Image: Government Communication Office

Bloc’s political representative underlines importance of science, following suggestions approach is shortsighted

Senior EU politicians have met to discuss the need for the bloc to adopt a more strategic vision, at a time when research leaders are warning politicians not to forget the importance of research and innovation once the immediate crisis of the pandemic is over.

“Owing to the challenges of the last 15 years, the EU has started to behave more like a problem-solving union instead of a community adopting a strategic approach,” Slovenia’s minister of foreign affairs Anže Logar (pictured right) complained at the Bled Strategic Forum on 1 September.

The forum, which takes place annually in the lakeside town of Bled in Slovenia, is an important event for political leaders from central and south-eastern Europe but has particular significance this year because Slovenia is hosting the July-December presidency of the Council of the EU.

Need to steer the ship

In his opening address to the forum, Logar said the EU’s need to shift from being reactive to proactive was the reason “why the Slovenian presidency has put topics such as resilience [and] open strategic autonomy…at the top of its priorities”.

He added: “We need a vision of where we want to see the EU in the future. It is imperative we identify strategic responses to the challenges facing both our citizens’ everyday lives, and those Europe as a continent might yet see. We must identify those policies where the EU is a global example and incorporate the lessons learned from the crises of the past decade.”

Council presidencies coordinate the EU-related activities of the bloc’s member state governments in rotating six-months stints, and have some influence over policy priorities for the duration of their term. The main research priorities for the Slovenian presidency, for example, are gender equality, the European Research Area policy package for raising research standards, international cooperation and R&D partnerships.

Speaking at the same event, the Council permanent president Charles Michel (pictured left) highlighted how the EU’s decision to “trust in science and research” had resulted in it being a leading producer of vaccines for the Covid-19 pandemic. He said the bloc had achieved “great successes” in its response to the pandemic, and that this provided “a lesson for the future”.

Michel made his remarks a day after the interim president of the European Research Council, Jean-Pierre Bourguignon, criticised politicians for being shortsighted in trying to cut funding for research and innovation.

In a blog post marking the end of his term, Bourguignon warned politicians not to focus on “immediate research results and narrow policy objectives” but instead “give bright minds the freedom to follow their curiosity and scientific instinct”. He said: “It is in this way that we can best prepare for an uncertain future.”
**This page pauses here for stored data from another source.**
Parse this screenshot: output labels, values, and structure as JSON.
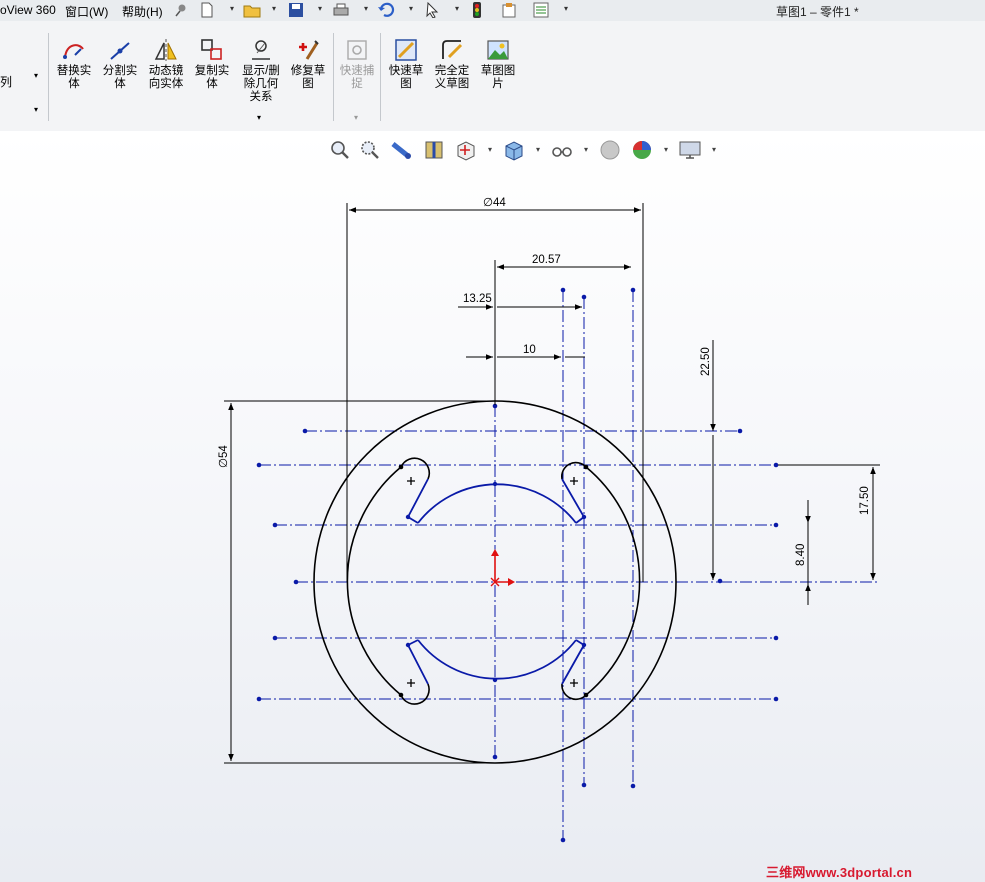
{
  "menubar": {
    "app_fragment": "oView 360",
    "window_menu": "窗口(W)",
    "help_menu": "帮助(H)",
    "doc_title": "草图1 – 零件1 *"
  },
  "ribbon": {
    "left_fragment": "列",
    "buttons": [
      {
        "label": "替换实\n体"
      },
      {
        "label": "分割实\n体"
      },
      {
        "label": "动态镜\n向实体"
      },
      {
        "label": "复制实\n体"
      },
      {
        "label": "显示/删\n除几何\n关系"
      },
      {
        "label": "修复草\n图"
      },
      {
        "label": "快速捕\n捉"
      },
      {
        "label": "快速草\n图"
      },
      {
        "label": "完全定\n义草图"
      },
      {
        "label": "草图图\n片"
      }
    ]
  },
  "dimensions": {
    "outer_diameter": "44",
    "dim_20_57": "20.57",
    "dim_13_25": "13.25",
    "dim_10": "10",
    "dim_22_50": "22.50",
    "big_diameter": "54",
    "dim_17_50": "17.50",
    "dim_8_40": "8.40",
    "diameter_symbol": "∅"
  },
  "colors": {
    "sketch_blue": "#0a1aa8",
    "origin_red": "#e01010",
    "watermark_red": "#d8192f"
  },
  "watermark": "三维网www.3dportal.cn"
}
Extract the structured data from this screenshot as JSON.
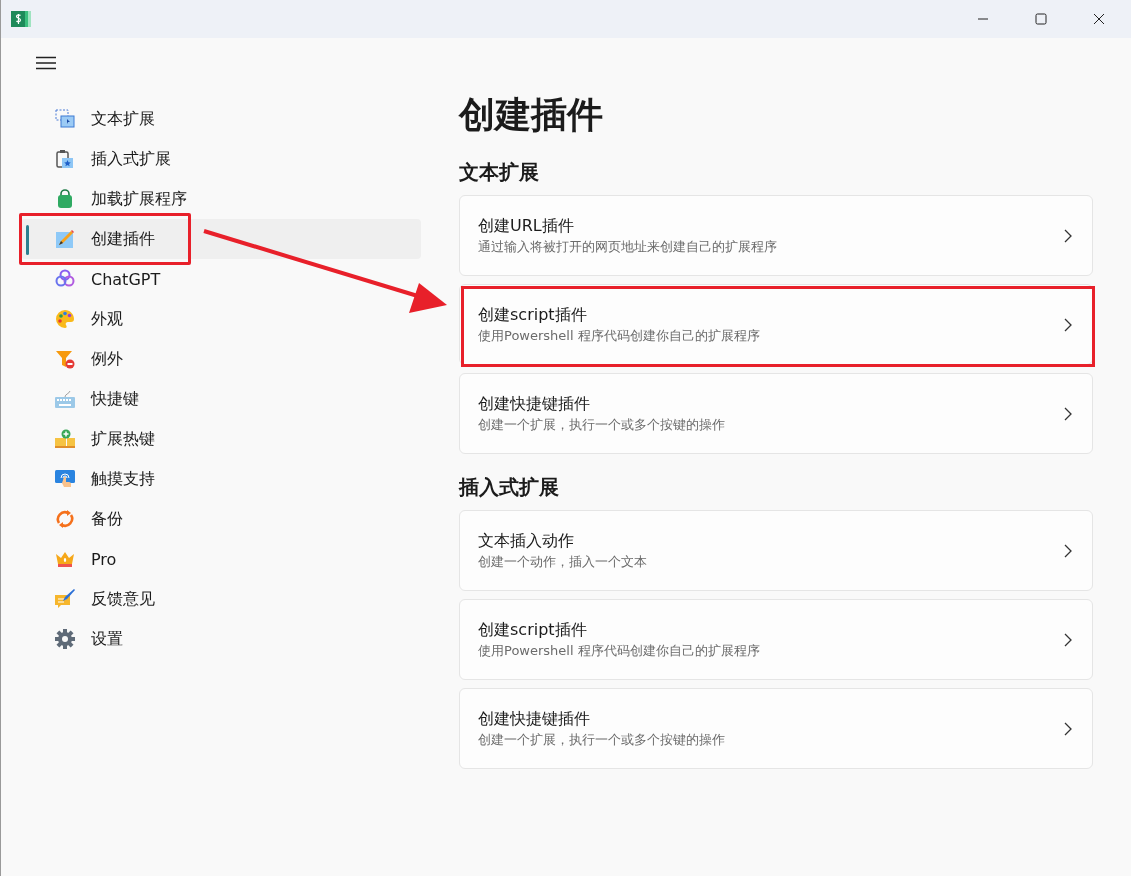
{
  "sidebar": {
    "items": [
      {
        "label": "文本扩展",
        "selected": false,
        "highlighted": false
      },
      {
        "label": "插入式扩展",
        "selected": false,
        "highlighted": false
      },
      {
        "label": "加载扩展程序",
        "selected": false,
        "highlighted": false
      },
      {
        "label": "创建插件",
        "selected": true,
        "highlighted": true
      },
      {
        "label": "ChatGPT",
        "selected": false,
        "highlighted": false
      },
      {
        "label": "外观",
        "selected": false,
        "highlighted": false
      },
      {
        "label": "例外",
        "selected": false,
        "highlighted": false
      },
      {
        "label": "快捷键",
        "selected": false,
        "highlighted": false
      },
      {
        "label": "扩展热键",
        "selected": false,
        "highlighted": false
      },
      {
        "label": "触摸支持",
        "selected": false,
        "highlighted": false
      },
      {
        "label": "备份",
        "selected": false,
        "highlighted": false
      },
      {
        "label": "Pro",
        "selected": false,
        "highlighted": false
      },
      {
        "label": "反馈意见",
        "selected": false,
        "highlighted": false
      },
      {
        "label": "设置",
        "selected": false,
        "highlighted": false
      }
    ]
  },
  "page": {
    "title": "创建插件",
    "sections": [
      {
        "heading": "文本扩展",
        "cards": [
          {
            "title": "创建URL插件",
            "description": "通过输入将被打开的网页地址来创建自己的扩展程序",
            "highlighted": false
          },
          {
            "title": "创建script插件",
            "description": "使用Powershell 程序代码创建你自己的扩展程序",
            "highlighted": true
          },
          {
            "title": "创建快捷键插件",
            "description": "创建一个扩展，执行一个或多个按键的操作",
            "highlighted": false
          }
        ]
      },
      {
        "heading": "插入式扩展",
        "cards": [
          {
            "title": "文本插入动作",
            "description": "创建一个动作，插入一个文本",
            "highlighted": false
          },
          {
            "title": "创建script插件",
            "description": "使用Powershell 程序代码创建你自己的扩展程序",
            "highlighted": false
          },
          {
            "title": "创建快捷键插件",
            "description": "创建一个扩展，执行一个或多个按键的操作",
            "highlighted": false
          }
        ]
      }
    ]
  },
  "annotation": {
    "arrow": true
  }
}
Doubling down on climate and digitisation

In contrast to Logar, Michel insisted at the forum that the EU had been operating with two main strategic focuses since before the pandemic: climate change and digitalisation. He said the pandemic had “only doubled our resolve to implement this strategy”, adding “we do not need to invent an additional strategy for recovery—we already have one”.

But Michel also warned that exerting influence on the world stage would be the EU’s “greatest challenge in the coming years”. He said the bloc must protect its interests and values, and that global developments meant “we do need more strategic autonomy because we want to be stronger and more influential, we want to have greater impact and we want to strengthen our alliances”.

Slovenia’s prime minister Janez Janša (pictured centre) warned in his opening speech at the forum that securing alliance within and outside the bloc would be “the central question of our time”. He asked: “How can we understand and implement the values and mechanisms of seeking consensus, mutual respect, subsidiarity and solidarity?”

Leaders will be discussing this question and others during the second day of the forum, as well as over the coming months at the broader Conference on the Future of Europe, about which Bourguignon has also expressed concern that research and innovation are not priority topics for discussion.